Khauf mempunyai pengertian: huwal ladzi yakfi al-jawarih ‘anil ma’ashi. Yaitu sesuatu yang dapat mencegah anggota tubuh dari kemaksiatan. Jadi, bisa diartikan khauf ini adalah perasaan dimana seseorang akan bergetar ketika menemukan atau mendapati sesuatu yang ia tidak sukai.

Khauf juga bisa difungsikan untuk menghindari atau jika dilakukan ia bisa menghindari atau mencegah dari hal-hal yang berbau kemaksiatan.

Sedangkan roja‘ itu artinya adalah berharap atau irtiyaul qolbi lintidzori ma huwa mahbubun ‘indah. Ketenangan hati untuk menanti sesuatu yang ia cintai dibarengi dengan usaha agar mendapatkan sesuatu yang ia sukai tersebut.

Intinya adalah roja‘ adalah rasa berharap kepada rahmat Allah disertai dengan usaha agar mendapatkan rahmat Allah tersebut mengikhtiarkan sababiyahnya, kurang lebih demikian.
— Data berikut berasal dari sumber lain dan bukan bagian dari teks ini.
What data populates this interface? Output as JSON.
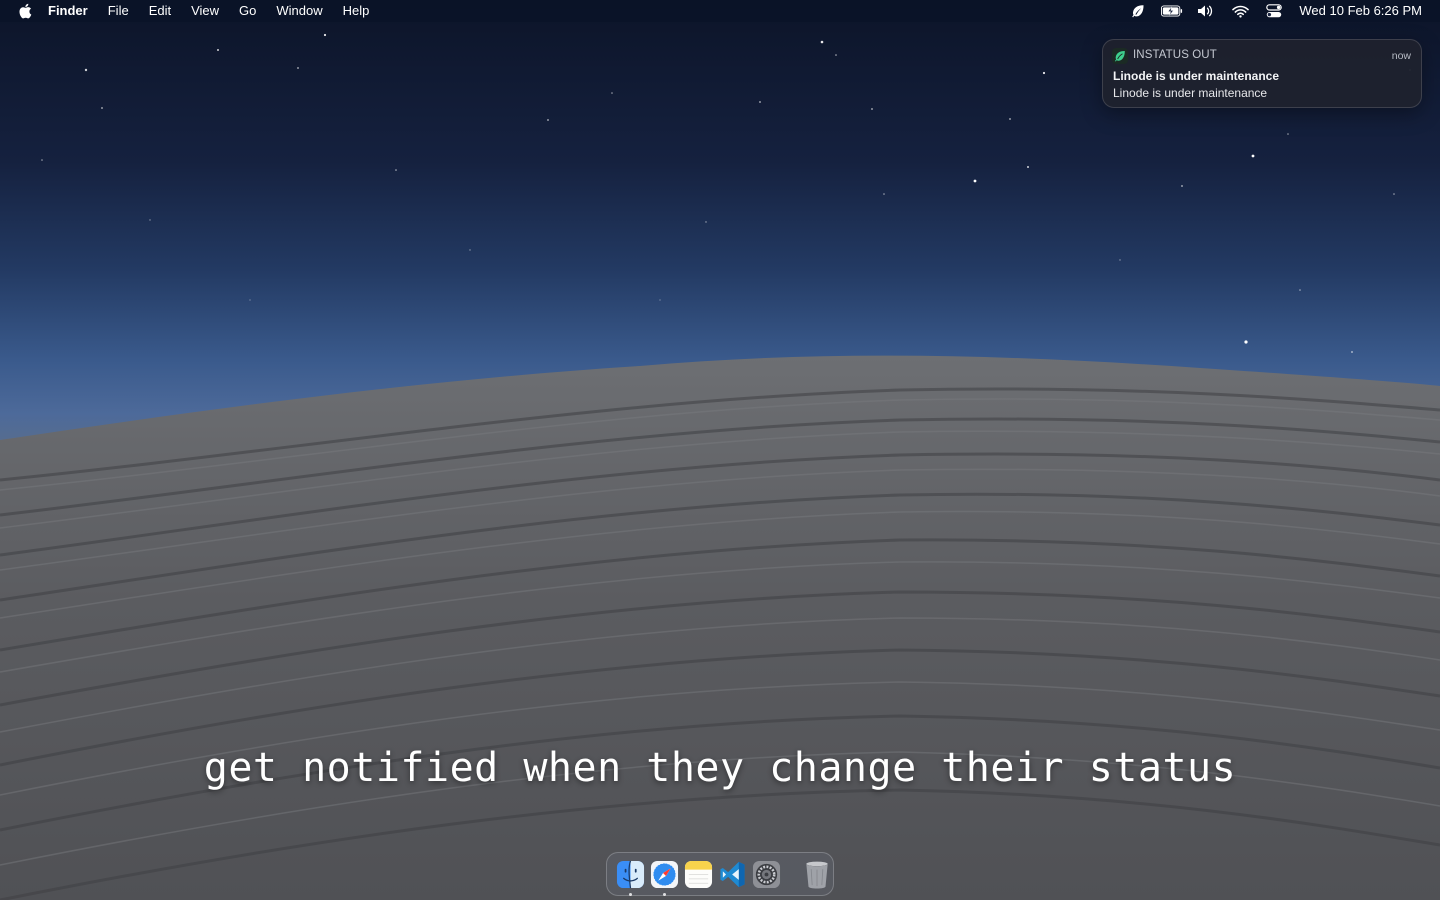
{
  "menubar": {
    "apple_icon": "apple-logo-icon",
    "app_name": "Finder",
    "menus": [
      "File",
      "Edit",
      "View",
      "Go",
      "Window",
      "Help"
    ],
    "status_icons": [
      "leaf-icon",
      "battery-charging-icon",
      "volume-icon",
      "wifi-icon",
      "control-center-icon"
    ],
    "clock": "Wed 10 Feb  6:26 PM"
  },
  "notification": {
    "app_icon": "instatus-leaf-icon",
    "app_name": "INSTATUS OUT",
    "time": "now",
    "title": "Linode is under maintenance",
    "body": "Linode is under maintenance"
  },
  "caption": "get notified when they change their status",
  "dock": {
    "apps": [
      {
        "name": "Finder",
        "icon": "finder-icon",
        "running": true
      },
      {
        "name": "Safari",
        "icon": "safari-icon",
        "running": true
      },
      {
        "name": "Notes",
        "icon": "notes-icon",
        "running": false
      },
      {
        "name": "Visual Studio Code",
        "icon": "vscode-icon",
        "running": false
      },
      {
        "name": "System Preferences",
        "icon": "system-preferences-icon",
        "running": false
      }
    ],
    "trash": {
      "name": "Trash",
      "icon": "trash-icon"
    }
  },
  "colors": {
    "accent_green": "#3ecf8e",
    "menubar_bg": "#0a1226",
    "notification_bg": "#1e222e"
  }
}
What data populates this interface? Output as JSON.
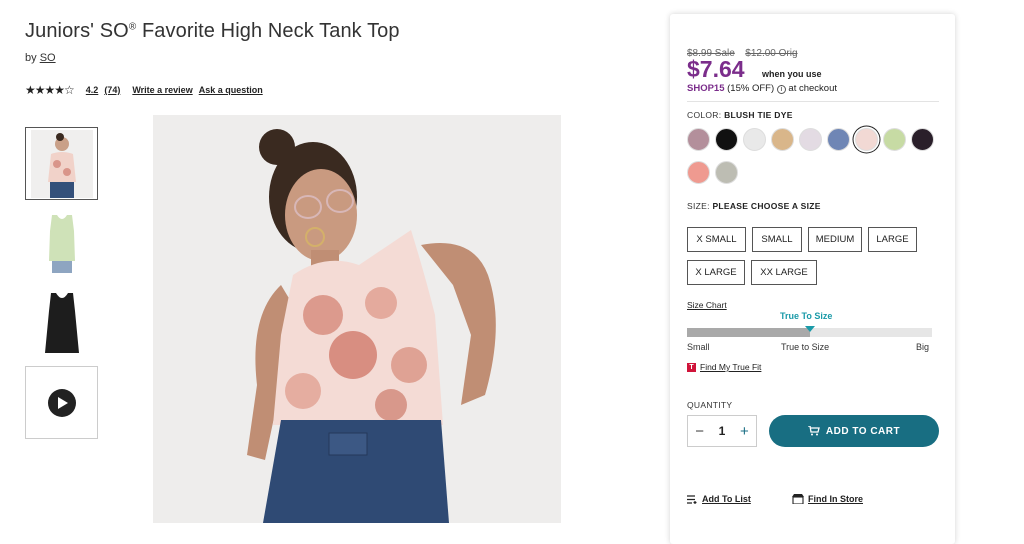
{
  "product": {
    "title": "Juniors' SO",
    "title_mark": "®",
    "title_rest": " Favorite High Neck Tank Top",
    "by_label": "by",
    "brand": "SO",
    "stars": "★★★★☆",
    "rating_value": "4.2",
    "review_count": "(74)",
    "write_review": "Write a review",
    "ask_question": "Ask a question"
  },
  "pricing": {
    "sale_price_old": "$8.99 Sale",
    "orig_price": "$12.00 Orig",
    "price": "$7.64",
    "when_use": "when you use",
    "promo_code": "SHOP15",
    "promo_detail": " (15% OFF)",
    "at_checkout": " at checkout"
  },
  "color": {
    "label": "COLOR:",
    "selected": "BLUSH TIE DYE",
    "swatches": [
      "#b38f9b",
      "#111111",
      "#e9e9e9",
      "#d9b68a",
      "#e3dbe3",
      "#6f86b5",
      "#f2d9d4",
      "#c7dba4",
      "#2a1f2a",
      "#ef9a90",
      "#bdbdb3"
    ]
  },
  "size": {
    "label": "SIZE:",
    "prompt": "PLEASE CHOOSE A SIZE",
    "options": [
      "X SMALL",
      "SMALL",
      "MEDIUM",
      "LARGE",
      "X LARGE",
      "XX LARGE"
    ],
    "size_chart": "Size Chart",
    "fit_label": "True To Size",
    "fit_fraction": 0.5,
    "scale_small": "Small",
    "scale_mid": "True to Size",
    "scale_big": "Big",
    "true_fit_badge": "T",
    "true_fit_link": "Find My True Fit"
  },
  "purchase": {
    "qty_label": "QUANTITY",
    "qty_value": "1",
    "minus": "−",
    "plus": "+",
    "add_to_cart": "ADD TO CART",
    "add_to_list": "Add To List",
    "find_in_store": "Find In Store"
  },
  "colors": {
    "accent_purple": "#7b2d8b",
    "cart_teal": "#186e82",
    "fit_teal": "#1a9aa8"
  }
}
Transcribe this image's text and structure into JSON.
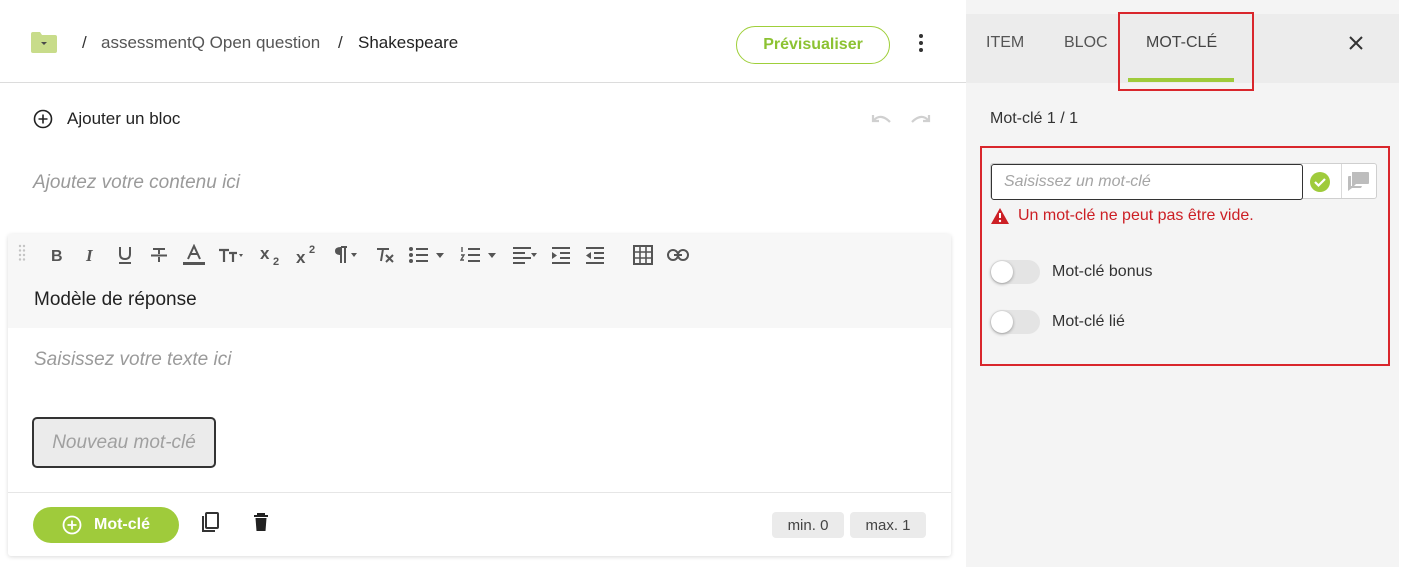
{
  "header": {
    "breadcrumb": [
      {
        "sep": "/",
        "label": "assessmentQ Open question"
      },
      {
        "sep": "/",
        "label": "Shakespeare"
      }
    ],
    "preview_label": "Prévisualiser",
    "folder_color": "#c8dc8a",
    "accent": "#9fcb3b"
  },
  "editor": {
    "add_block_label": "Ajouter un bloc",
    "content_placeholder": "Ajoutez votre contenu ici",
    "block": {
      "title": "Modèle de réponse",
      "text_placeholder": "Saisissez votre texte ici",
      "new_keyword_placeholder": "Nouveau mot-clé",
      "add_keyword_label": "Mot-clé",
      "min_label": "min. 0",
      "max_label": "max. 1"
    },
    "toolbar": [
      "bold-icon",
      "italic-icon",
      "underline-icon",
      "strikethrough-icon",
      "font-color-icon",
      "font-size-icon",
      "subscript-icon",
      "superscript-icon",
      "paragraph-icon",
      "clear-format-icon",
      "bulleted-list-icon",
      "numbered-list-icon",
      "align-icon",
      "indent-icon",
      "outdent-icon",
      "table-icon",
      "link-icon"
    ]
  },
  "panel": {
    "tabs": [
      {
        "label": "ITEM"
      },
      {
        "label": "BLOC"
      },
      {
        "label": "MOT-CLÉ",
        "active": true
      }
    ],
    "keyword_count": "Mot-clé 1 / 1",
    "keyword_input_placeholder": "Saisissez un mot-clé",
    "error_message": "Un mot-clé ne peut pas être vide.",
    "toggles": [
      {
        "label": "Mot-clé bonus",
        "on": false
      },
      {
        "label": "Mot-clé lié",
        "on": false
      }
    ],
    "error_color": "#cc1f25",
    "highlight_color": "#d9262c"
  }
}
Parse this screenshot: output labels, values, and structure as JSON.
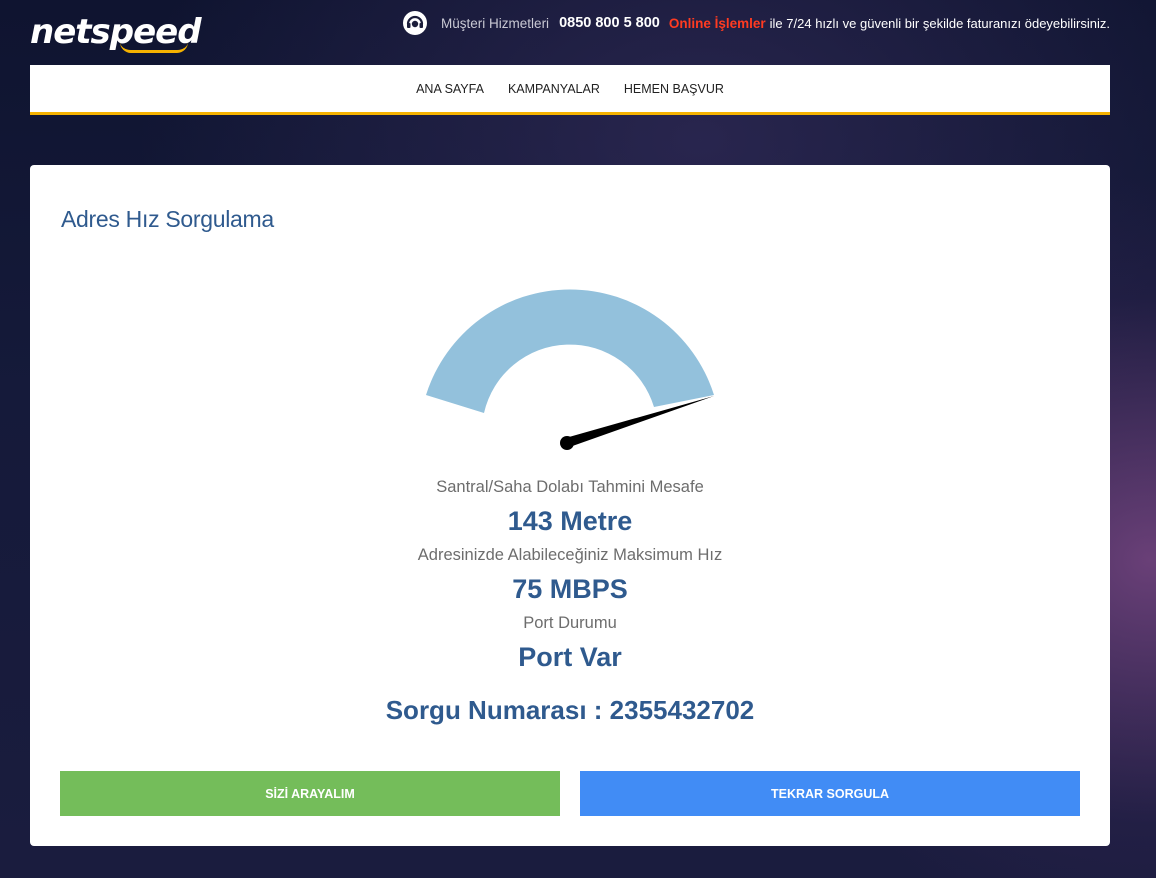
{
  "brand": {
    "logo_text": "netspeed"
  },
  "topbar": {
    "customer_service_label": "Müşteri Hizmetleri",
    "phone": "0850 800 5 800",
    "online_label": "Online İşlemler",
    "tagline": "ile 7/24 hızlı ve güvenli bir şekilde faturanızı ödeyebilirsiniz.",
    "icon": "headset-icon"
  },
  "nav": {
    "items": [
      {
        "label": "ANA SAYFA"
      },
      {
        "label": "KAMPANYALAR"
      },
      {
        "label": "HEMEN BAŞVUR"
      }
    ]
  },
  "card": {
    "title": "Adres Hız Sorgulama",
    "gauge": {
      "color": "#93c1dc",
      "needle_color": "#000000"
    },
    "results": [
      {
        "label": "Santral/Saha Dolabı Tahmini Mesafe",
        "value": "143 Metre"
      },
      {
        "label": "Adresinizde Alabileceğiniz Maksimum Hız",
        "value": "75 MBPS"
      },
      {
        "label": "Port Durumu",
        "value": "Port Var"
      }
    ],
    "query_number": "Sorgu Numarası : 2355432702",
    "buttons": {
      "call_label": "SİZİ ARAYALIM",
      "retry_label": "TEKRAR SORGULA"
    }
  },
  "colors": {
    "accent_yellow": "#f5b200",
    "title_blue": "#2f5a8e",
    "green_button": "#74bd5a",
    "blue_button": "#418cf5",
    "online_red": "#ff3b21"
  }
}
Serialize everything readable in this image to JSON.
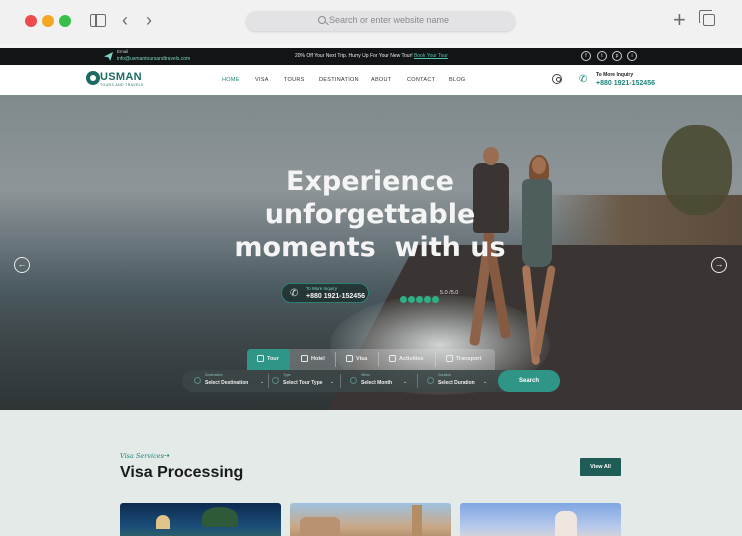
{
  "browser": {
    "url_placeholder": "Search or enter website name"
  },
  "topbar": {
    "email_label": "Email",
    "email": "info@usmantoursandtravels.com",
    "offer_text": "20% Off Your Next Trip. Hurry Up For Your New Tour!",
    "offer_link": "Book Your Tour",
    "social": [
      "f",
      "t",
      "p",
      "i"
    ]
  },
  "nav": {
    "logo": "USMAN",
    "logo_sub": "TOURS AND TRAVELS",
    "links": [
      "HOME",
      "VISA",
      "TOURS",
      "DESTINATION",
      "ABOUT",
      "CONTACT",
      "BLOG"
    ],
    "active": "HOME",
    "inquiry_label": "To More Inquiry",
    "inquiry_phone": "+880 1921-152456"
  },
  "hero": {
    "title_lines": [
      "Experience",
      "unforgettable",
      "moments  with us"
    ],
    "pill_label": "To More Inquiry",
    "pill_phone": "+880 1921-152456",
    "rating": "5.0 /5.0",
    "stars": 5
  },
  "search": {
    "tabs": [
      "Tour",
      "Hotel",
      "Visa",
      "Activities",
      "Transport"
    ],
    "active_tab": "Tour",
    "fields": [
      {
        "label": "Destination",
        "value": "Select Destination"
      },
      {
        "label": "Type",
        "value": "Select Tour Type"
      },
      {
        "label": "When",
        "value": "Select Month"
      },
      {
        "label": "Duration",
        "value": "Select Duration"
      }
    ],
    "button": "Search"
  },
  "section": {
    "eyebrow": "Visa Services",
    "title": "Visa Processing",
    "view_all": "View All"
  },
  "colors": {
    "accent": "#2e9587",
    "dark_teal": "#1f5c55",
    "topbar": "#121515"
  }
}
Dalam konteks hamba yang ingin mendekatkan diri kepada Allah, Al-Qur’an tegas di dalamnya menyebutkan bahwa, beberapa sifat yang patut dimiliki oleh orang-orang yang memiliki khauf dan roja‘. Salah satunya berbunyi:


تَتَجَافَىٰ جُنُوبُهُمْ عَنِ ٱلْمَضَاجِعِ يَدْعُونَ رَبَّهُمْ خَوْفًا وَطَمَعًا وَمِمَّا رَزَقْنَٰهُمْ يُنفِقُونَ

Lambung mereka jauh dari tempat tidurnya dan mereka selalu berdoa kepada Rabbnya dengan penuh rasa takut dan harap, serta mereka menafkahkan apa apa rezeki yang Kami berikan.

Jadi khauf dan roja‘ ini bisa diibaratkan sebagai sayap, ia terbang dengan jernih dan harus dikepakkan secara bersamaan. Tidak boleh ada yang lebih tinggi dan tidak boleh ada yang lebih rendah.

Oleh karena itu, khauf dan roja‘ sendiri tidak boleh ada yang mendominasi. Jika kita misalkan, memiliki rasa khauf atau takut yang terlalu besar, maka itu akan condong pada akidah Khawarij. Yaitu berputus asa dari rahmat Allah. Sedangkan Allah sendiri adalah maha pengasih dan penyayang.

Kemudian, jika kita terlalu besar rasa roja’nya, terlalu optimis, maka itu juga tidak baik. Itu bisa menyebabkan menjerumuskan kita pada salah satu akidah Murji’ah. Yaitu hilang rasa takut kita kepada Allah, tidak takut dalam berniat untuk melakukan sesuatu yang tidak pantas dalam syariat agama Islam.

Padahal kalau kita memiliki rasa itu bisa menjauhkan dari rasa takut kepada Allah. Karena Allah sendiri adalah Syadidul ‘iqob, Allah tidak akan segan-segan untuk menghukum hambanya yang tidak taat kepada aturan-Nya.

Namun ada sebagian ulama lain yang juga berpendapat bahwa khauf dan roja‘ ini harus didudukkan sesuai dengan kondisinya. Jika kita hendak melakukan ketaatan, maka sisi roja’nya harus diutamakan. Karena itu bisa menjadikan kita untuk lebih giat dan semangat lagi.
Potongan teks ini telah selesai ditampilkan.